The dependency on work in Israel sends people to beg for lifting their restriction. A Palestinian interviewee describes a two-year attempt to convince the Shin Bet that he's not a security threat:
I would come to the DCO to speak with the Shin Bet […] ten times a month, for two years. It's like a job. You come in the morning, you give your ID to the guard at the door, he tells you to wait, and at four or five in the afternoon he gives it back to you and says, 'go home; they don't want to talk to you.' So you come on a different day […] Nothing I can do but come here; I need a permit; I need to work (61).
Reading dozens of such testimonies makes clear why a success in obtaining a permit creates a climate of suspicion. Every Palestinian is familiar with the Shin Bet's key sentence—"help us, and we might help you." The arbitrary blacklisting, the lack of clear reasons or procedures, and the inherent dependency of the Palestinians on working in Israel, make the restriction of movement an efficient tool in recruiting informants, putting any Palestinian on the verge of two built-in suspicions: as a terrorist or as a traitor. Beyond the direct damages made by the movement restrictions, "[t]he classification had a significant chilling effect on people's lives, choices, and participation in society" (114).
The book concentrates on one component of the now 51-year-old occupation of the West Bank: the bureaucratic regime applied towards men wishing to work in Israel or in the West Bank's Jewish settlements. It is a relatively limited group: circa 60,000 authorized workers, and nearly a quarter of a million of "prevented persons" – out of 2.5 million Palestinian inhabitants in the West Bank. However, Berda's analysis manages to crystallize the role of the deliberate production of uncertainty in the lives of the Palestinians in the Occupied Territories, a place where "no rule seems to be implemented twice in the same way" (Rijke and Minca, 2018: 35).

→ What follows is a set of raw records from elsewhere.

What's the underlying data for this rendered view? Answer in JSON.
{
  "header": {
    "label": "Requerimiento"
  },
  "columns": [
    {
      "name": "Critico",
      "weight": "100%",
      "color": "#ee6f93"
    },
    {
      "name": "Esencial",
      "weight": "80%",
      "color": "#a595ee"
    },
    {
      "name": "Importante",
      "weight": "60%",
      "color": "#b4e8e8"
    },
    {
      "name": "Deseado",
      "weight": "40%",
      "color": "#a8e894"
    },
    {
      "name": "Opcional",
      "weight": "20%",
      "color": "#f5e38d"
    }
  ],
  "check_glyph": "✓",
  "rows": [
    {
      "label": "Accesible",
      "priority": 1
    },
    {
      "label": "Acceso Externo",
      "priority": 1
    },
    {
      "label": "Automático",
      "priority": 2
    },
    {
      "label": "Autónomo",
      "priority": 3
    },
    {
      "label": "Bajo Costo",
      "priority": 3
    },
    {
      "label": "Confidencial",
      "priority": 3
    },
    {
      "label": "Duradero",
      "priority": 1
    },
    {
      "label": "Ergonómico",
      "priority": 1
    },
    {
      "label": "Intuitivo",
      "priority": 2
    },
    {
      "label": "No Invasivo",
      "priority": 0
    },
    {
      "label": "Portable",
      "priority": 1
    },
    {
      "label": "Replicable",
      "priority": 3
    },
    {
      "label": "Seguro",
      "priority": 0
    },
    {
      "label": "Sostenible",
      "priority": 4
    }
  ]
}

Living Emergency has wider implications if one takes the discussion further towards general issues of political theory regarding the connection between surveillance, citizenship, and violence. For example, having in mind Arendt's (1979) Origins of Totalitarianism—arguing that separation, fear, and lack of participation in the public sphere are necessary conditions for the creation and maintenance of totalitarian regimes—it seems that Berda's arguments expose the extent of the politicide (Kimmerling, 2006) implemented towards the Palestinian society by means of bureaucracy. In the same vein, following Foucault (1977), we tend to understand systems of surveillance as being at the same time apparatuses of care and subjectification. But then, just what subject is created in a system that has no "right behavior," a system in which the failure is apriorily guaranteed?
Yael Berda has written an important book regarding contemporary institutional violence, politics of uncertainty, and the decline of transparency and decency when it comes to what states conceive (or produce) as "dangerous populations." With the "global war on terror" and what is seems today as a global "authoritarian turn" (cf. Murakami Wood, 2017), Living Emergency is a critical intervention in the world, going far beyond Israel/Palestine.